Sheet Blown Glass Windows from 1894 Victorian Home

These Blown Cylinder Glass Windows (also known as broad glass or sheet glass) are $15 each, or Best Offer. 

We are rehabbing/restoring an 1894 Victorian home in the Historic Old North End of Colorado Springs. While the resale value of this house is greater with newly repaired frames and energy efficient windows, we didn’t want to just through these 109 year old windows out because of the unique and special character of the glass. Maybe you neeed a replacement window?  As best we can tell, the price above is reasonable. If you know more and can substantiate a better, verifiable deal on line, let us know and we’ll take your price.

Measurments/apox: (12) 14×33, (2) 15.5×33, (12) 16×33, (4) 12×23, (2) 20.5×17.5, (4) 22×33, (2) 16×33, (5) 15.5×33

large window IMAG0148 Victorian Blown Glass Windows

History for Cylinder Windows from – from Old House Journal 1998

Old window panes look wavy, distorted, and handmade – even after 1900. Understand their manufacture, and you’ll know why.

 Ever peer through an old window and see … the glass?

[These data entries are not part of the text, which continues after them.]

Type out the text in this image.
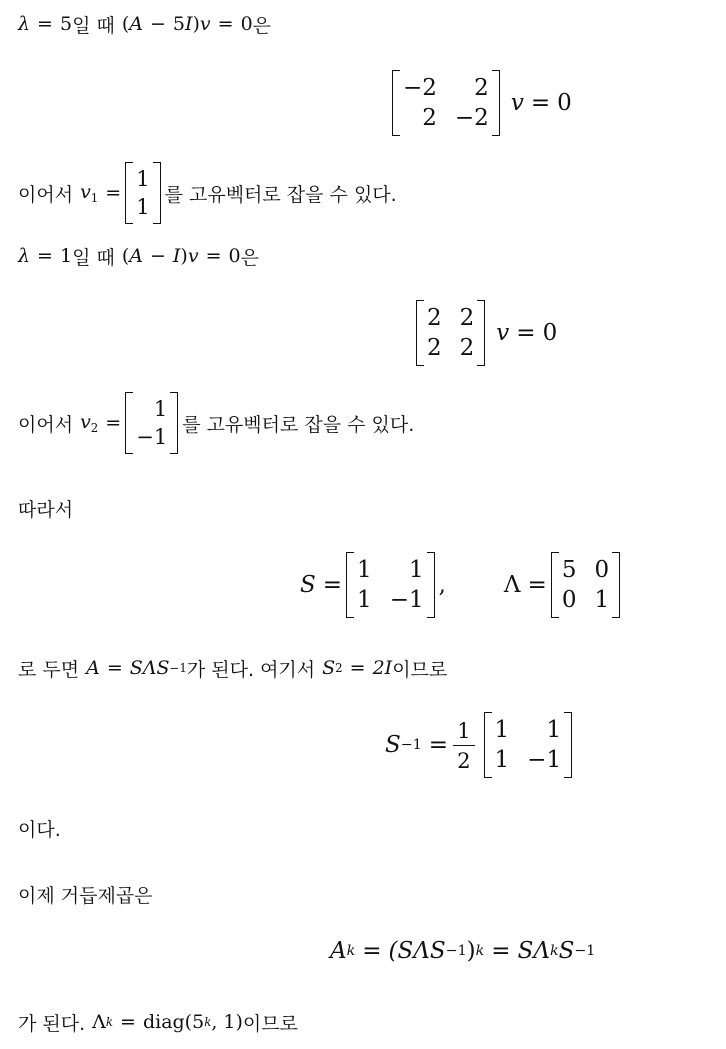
λ = 5 일 때 ( A − 5 I ) v = 0 은
−2	2
2 −2
v = 0
이어서 $v_1$ =
1
1
를 고유벡터로 잡을 수 있다.
λ = 1 일 때 ( A − I ) v = 0 은
2 2
2 2
v = 0
이어서 $v_2$ =
1
−1
를 고유벡터로 잡을 수 있다.
따라서
S =
1	1
1 −1
,	Λ =
5 0
0 1
로 두면 A = SΛS −1 가 된다. 여기서 S 2 = 2I 이므로
$S -1 = \frac{1}{2} 1$	1
1 −1
이다.
이제 거듭제곱은
A k = (SΛS −1 ) k = SΛ k S −1
가 된다. Λ k = diag(5 k , 1) 이므로
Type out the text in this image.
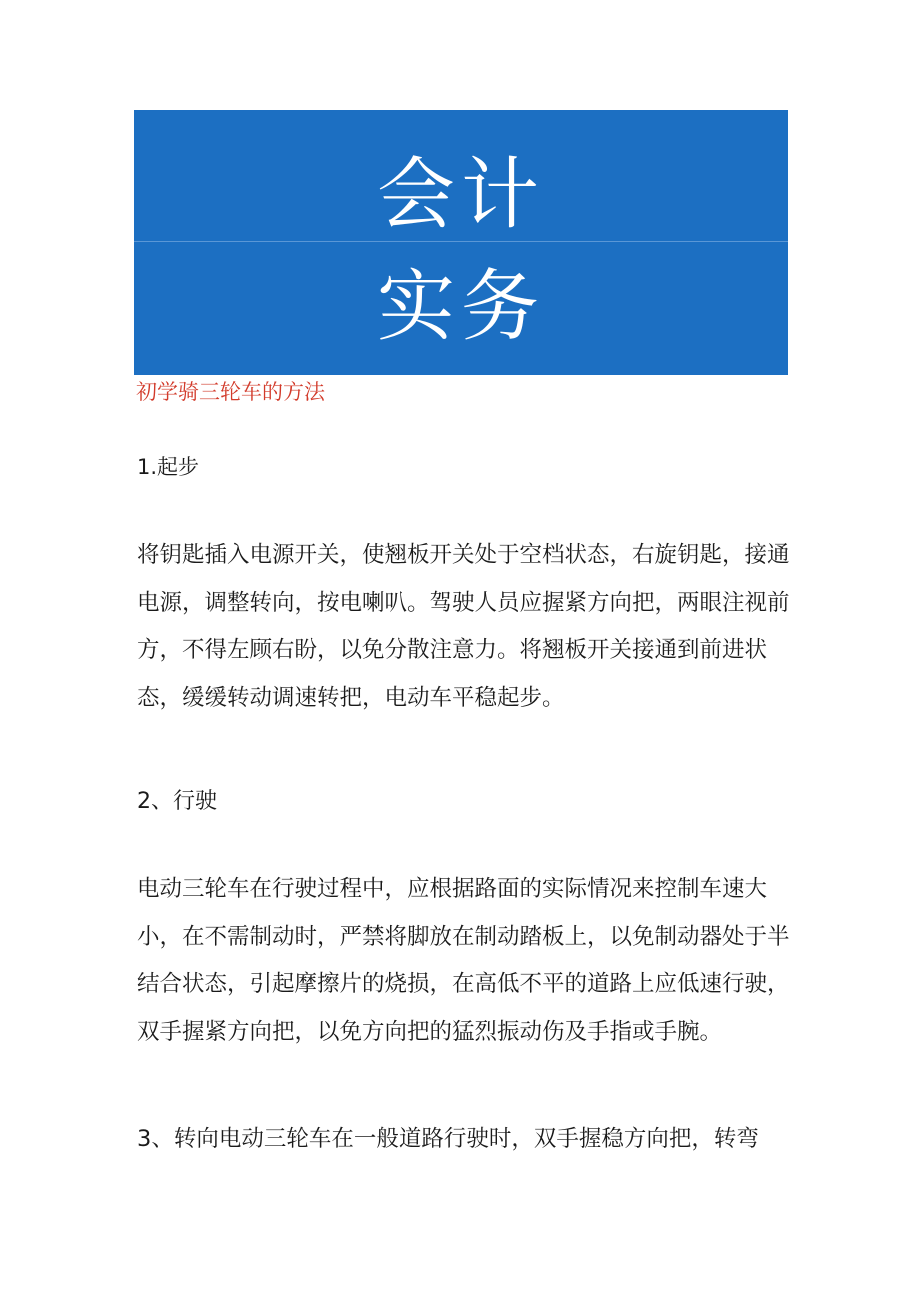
会计
实务
初学骑三轮车的方法
1.起步

将钥匙插入电源开关，使翘板开关处于空档状态，右旋钥匙，接通电源，调整转向，按电喇叭。驾驶人员应握紧方向把，两眼注视前方，不得左顾右盼，以免分散注意力。将翘板开关接通到前进状态，缓缓转动调速转把，电动车平稳起步。

2、行驶

电动三轮车在行驶过程中，应根据路面的实际情况来控制车速大小，在不需制动时，严禁将脚放在制动踏板上，以免制动器处于半结合状态，引起摩擦片的烧损，在高低不平的道路上应低速行驶，双手握紧方向把，以免方向把的猛烈振动伤及手指或手腕。

3、转向电动三轮车在一般道路行驶时，双手握稳方向把，转弯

The distortions in antique glass are part of the charm of old windows and a historic feature well worth retaining. Though some may tell you that ripples and dimples are a sign of age – as if glass sags like flesh after a century – the truth is less fantastic, though almost as amazing.

It’s all a result of how glass was made. Once you grasp the two basic methods used to make window glass until the 1910s, you can tell a lot about the age of your windows and how to care for them.

Cylinder Glass

Though crown glass was made up to the 1850s, it could not supply the need for bigger panes created by a growing population. The glass that could was cylinder glass (also called broad glass or sheet glass), and it dominated this industry for the rest of the century.

To make cylinder glass, the glassworker blew a large tube of glass. After cracking off the blowpipe, the glassworker cut off the ends and slit the tube down one side. From here these shawls were transferred to a special oven where they could wilt and unfold into a flat sheet.

By the 1870s, glass manufacturers were adding pits dug deep in the floor of the glass factory to allow blowers to swing the glass as they blew. The resulting cylinders were up to 18 inches in diameter and a remarkable 7 feet in length.

Two decades later, some manufacturers had mechanized the steps with cranes and compressed air. These cylinders made possible by the Lubbers process – the last before the switch to drawn-sheet glass manufacturing in this century – were several feet in diameter.

Doing Old Windows

You can determine whether you have crown or cylinder glass simply by eye and feel. In crown glass, the spinning process leaves subtle curved swirls or ripples in the panes that appear when you look obliquely at the glass. In cylinder glass there are faint parallel ripples – the clash between the different inner and outer circumferences of the cylinder as the shawl is unfolded.

When cutting glass for window repairs, the point to remember is that cylinder glass has a smooth side, once the outside of the cylinder, and a rough side, the former inside. Your chances of a clean cut are better if you cut from the smooth side. Most original crown glass is rare enough that you probably don’t want to cut it at all.

Whatever your windows, they may be hard to clean because decades of weathering have left minute pits in the surface. Instead of spray cleaners, use a paste product such as Glas Wax which you can buff to show off your beautiful wavy glass.

Making Cylinder Glass

At Glashutte Lamberts in Germany, artisans still make mouth-blown cylinder glass. The process starts with a red-hot balloon of glass.



After cutting off the ends, the new cylinder is inspected for quality. Scoring the cylinder lengthwise with a glass cutter severs the cylinder into a shawl.




When placed in the furnace, the shawl unfolds with the aid of an artisan into a sheet of glass.



After more heating and cooling, the final sheet is ready for grading and cutting.